Thesenarbeit zum behandelten Thema „Irak-Krieg“

14 Jan 2005 - 00:27 | Version 2 |

7. November 2002, Fabian Zumbühl, 5k

These:

Der von den USA geführte „Kampf gegen den Terror“ verfolgt in erster Linie nicht das Ziel, die Gefahrenherde auf der Welt einzudämmen; vielmehr sind es wirtschaftliche und politische Interessen, welche die USA zu ihrem Vorteil durchsetzen wollen.

Fakten und Argumente

In den Medien und offiziellen Aussagen der US-Regierung ist immer wieder von einem „Krieg gegen den Terror“ und der „Achse des Bösen“ die Rede. Mit solchen Aussagen rechtfertigen die USA ihr „konsequentes“ Vorgehen. Dass man dem Terrorismus, der zur Zeit wieder eine Blütezeit erfährt, Einhalt gewähren muss, ist verständlich. Dass dabei eine Weltmacht wie die USA dabei eine zentrale Rolle einnimmt und sich mit ihren Mitteln dafür einsetzt ist zwangsläufig unumgänglich. Die tatsächlichen Bestrebungen der USA dürften wohl kaum auf eine „Verminderung der Gefahr durch Terrorismus“ abzielen. Dafür liefert die Geschichte genügend Anhaltspunkte.
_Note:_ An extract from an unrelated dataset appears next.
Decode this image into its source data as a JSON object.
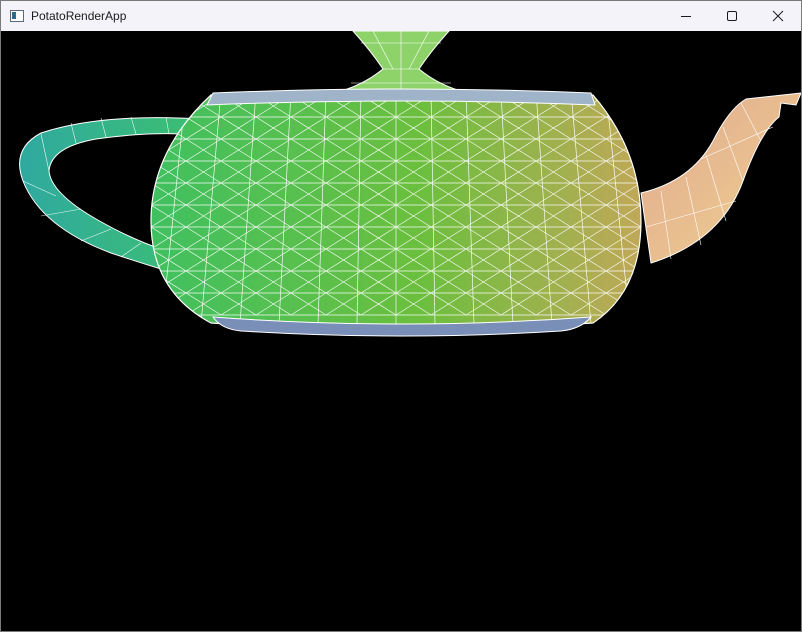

Die Ankurbelung der amerikanischen Wirtschaft ist ein klar gesetztes Ziel von George W. Bush. Bei seinem Wahlkampf erhielt Bush grosse Spendenbeiträge von Energie- und Rüstungskonzernen. Auch er selbst war lange Zeit im Ölgeschäft tätig und setzt auf die weltweite Erschliessung von Öl- und Gasreserven. Hinsichtlich solchen Energiequellen hat die Region im und um den Irak viel zu bieten. Aber nicht nur Öl steht im Vordergrund von Bushs Taktik: Was die geostrategische Interessen der USA anbetrifft, nehmen der mittlere Osten und Zentralasien eine wichtige Rolle ein und wer diese Region kontrolliert, ist im Vorteil bei eventuellen Konfliktsituationen.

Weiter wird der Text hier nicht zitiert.